Упырь снова зарычал. Пятясь задом, князь оказался у подоконника, выглянул наружу. Внизу, у тына, суетились какие-то вооруженные люди. Их было очень много, весь Рогволодень сбежался посмотреть, как волкодлак будет есть князя. Они звали Боживоя к себе. У них в руках оружие, и они словене. Это, наверное, его воины. Надо позвать их, ведь они не знают, что проклятый здесь, рядом с ним.
– Э-эй! – закричал Боживой. – Сюда, ко мне!
Упырь стоит над телом Янички, скрестив руки, и смотрит на него. Чего он ждет? Радость охватывает Боживоя – на лестнице слышен стук множества торопливых шагов. Это спешит помощь, словене внизу услышали его. Сейчас они ворвутся в горницу, поднимут мерзкого упыря на рогатины!

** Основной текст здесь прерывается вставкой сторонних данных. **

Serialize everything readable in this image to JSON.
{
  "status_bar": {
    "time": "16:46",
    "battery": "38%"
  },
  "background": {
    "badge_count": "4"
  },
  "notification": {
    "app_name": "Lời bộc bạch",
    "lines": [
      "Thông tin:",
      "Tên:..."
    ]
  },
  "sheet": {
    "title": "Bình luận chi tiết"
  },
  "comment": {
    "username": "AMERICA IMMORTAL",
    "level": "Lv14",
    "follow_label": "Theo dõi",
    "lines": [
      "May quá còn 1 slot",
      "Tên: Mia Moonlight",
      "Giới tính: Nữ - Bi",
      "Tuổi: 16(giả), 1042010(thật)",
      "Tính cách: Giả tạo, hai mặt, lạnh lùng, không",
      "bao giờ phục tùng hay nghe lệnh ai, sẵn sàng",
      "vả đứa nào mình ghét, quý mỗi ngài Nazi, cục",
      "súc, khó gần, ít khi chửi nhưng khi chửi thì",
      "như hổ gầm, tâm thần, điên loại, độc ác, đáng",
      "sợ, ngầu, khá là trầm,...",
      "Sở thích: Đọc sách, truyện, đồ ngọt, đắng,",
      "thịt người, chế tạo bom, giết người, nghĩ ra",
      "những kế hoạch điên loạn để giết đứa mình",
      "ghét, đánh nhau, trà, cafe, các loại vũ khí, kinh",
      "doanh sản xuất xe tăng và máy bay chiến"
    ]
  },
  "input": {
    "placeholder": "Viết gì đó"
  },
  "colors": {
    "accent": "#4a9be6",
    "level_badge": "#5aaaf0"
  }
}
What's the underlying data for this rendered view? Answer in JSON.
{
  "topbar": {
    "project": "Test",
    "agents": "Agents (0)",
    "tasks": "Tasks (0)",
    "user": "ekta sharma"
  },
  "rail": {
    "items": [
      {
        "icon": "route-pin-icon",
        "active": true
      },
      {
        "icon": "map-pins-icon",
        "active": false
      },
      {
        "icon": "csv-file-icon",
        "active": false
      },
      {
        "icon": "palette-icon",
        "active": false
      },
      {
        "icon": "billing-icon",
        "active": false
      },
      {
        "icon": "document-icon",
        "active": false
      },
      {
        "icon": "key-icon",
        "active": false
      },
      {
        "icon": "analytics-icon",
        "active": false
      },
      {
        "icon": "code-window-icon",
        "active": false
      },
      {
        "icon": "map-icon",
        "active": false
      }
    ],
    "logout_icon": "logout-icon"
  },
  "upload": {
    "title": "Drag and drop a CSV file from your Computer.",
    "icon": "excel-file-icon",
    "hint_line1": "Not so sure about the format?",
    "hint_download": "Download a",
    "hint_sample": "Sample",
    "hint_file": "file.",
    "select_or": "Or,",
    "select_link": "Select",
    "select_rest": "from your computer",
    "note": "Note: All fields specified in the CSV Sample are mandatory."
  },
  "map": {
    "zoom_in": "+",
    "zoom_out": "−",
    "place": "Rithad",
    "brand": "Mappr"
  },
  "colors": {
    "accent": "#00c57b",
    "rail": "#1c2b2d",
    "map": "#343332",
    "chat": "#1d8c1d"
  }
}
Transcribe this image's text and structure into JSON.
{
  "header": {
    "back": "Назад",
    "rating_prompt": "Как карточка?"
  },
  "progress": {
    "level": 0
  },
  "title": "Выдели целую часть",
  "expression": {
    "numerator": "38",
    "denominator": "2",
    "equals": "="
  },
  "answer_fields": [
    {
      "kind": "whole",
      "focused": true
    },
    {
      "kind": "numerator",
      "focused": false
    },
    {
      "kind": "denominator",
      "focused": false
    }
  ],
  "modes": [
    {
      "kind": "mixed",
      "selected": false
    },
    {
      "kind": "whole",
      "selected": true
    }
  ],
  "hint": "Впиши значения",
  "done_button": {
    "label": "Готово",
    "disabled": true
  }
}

Но что это, боги! В дверь лезут новые волкодлаки. Звериные морды оскалены, окровавлены, языки высунуты, глаза кровожадно сверкают. Десятки, сотни чудищ набились в горницу: они обступают Боживоя, замыкают его в смертельный круг, клыки, когти, рога впиваются в него.
Боживой прижался к подоконнику, со стоном, с мукой во взгляде посмотрел вниз. Там единственное спасение. Там еще остались люди. Там его спасут. Чувствуя прикосновения чудовищ, их смрадное дыхание, князь перелез через подоконник и прыгнул вниз.

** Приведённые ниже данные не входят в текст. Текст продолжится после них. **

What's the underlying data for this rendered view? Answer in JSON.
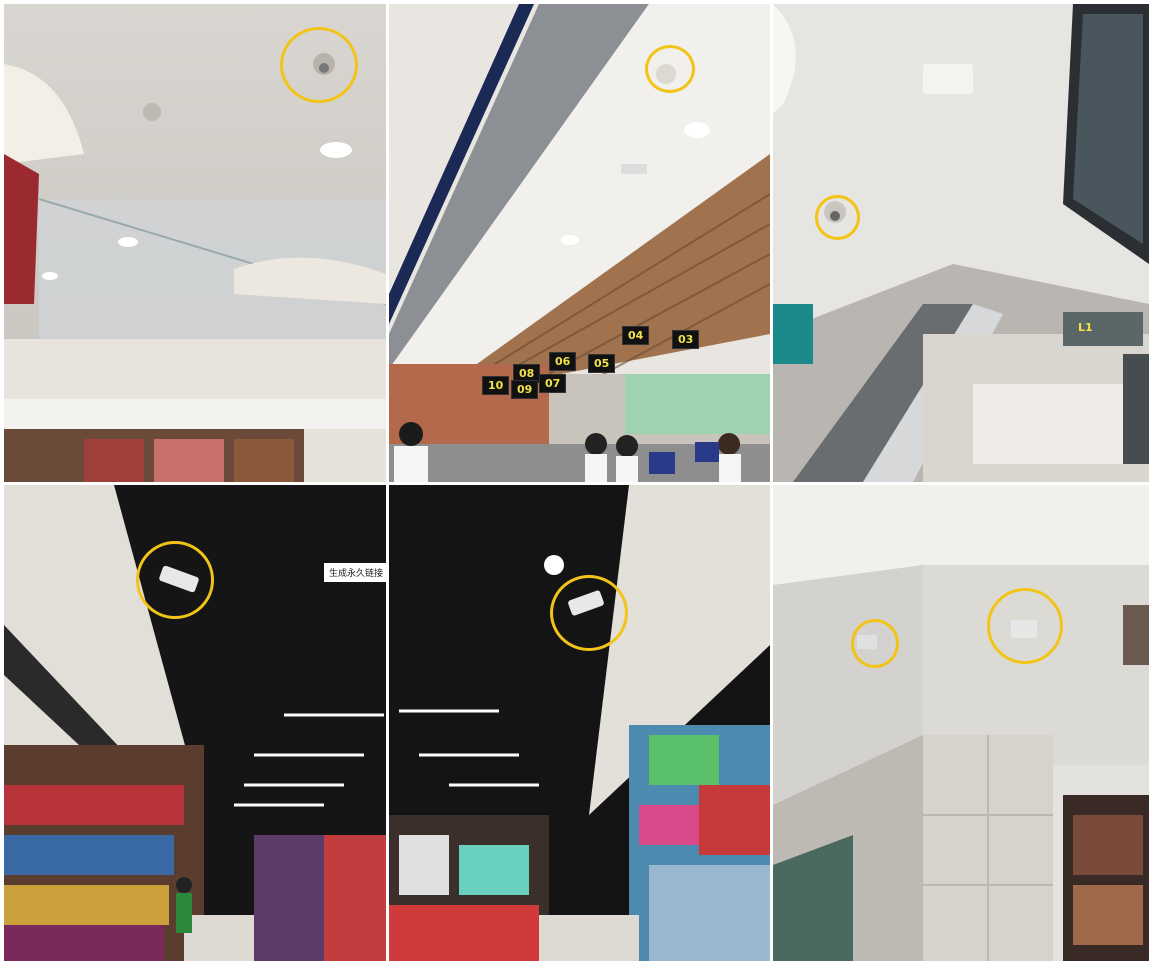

Женский вопль заставил людей в тереме бросить все свои заботы, сбежаться к внешней стене терема. Здесь было недоброе молчание, лишь десятки пар глаз смотрели на нелепо изломанное тело, повисшее на заостренных кольях тына, на страшно перекошенное лицо того, кто еще недавно был князем северных антов.
– Вот так все и случилось, – говорил Хельгер Рорку, когда они во главе отряда воинов подъезжали к княжескому терему, провожаемые взглядами собравшихся у дороги жителей. – Анты сказали, что из князь убил себя, потому что лишился разума. А княгиня жива, только испугана очень.
125
Не дей! – Не трогай!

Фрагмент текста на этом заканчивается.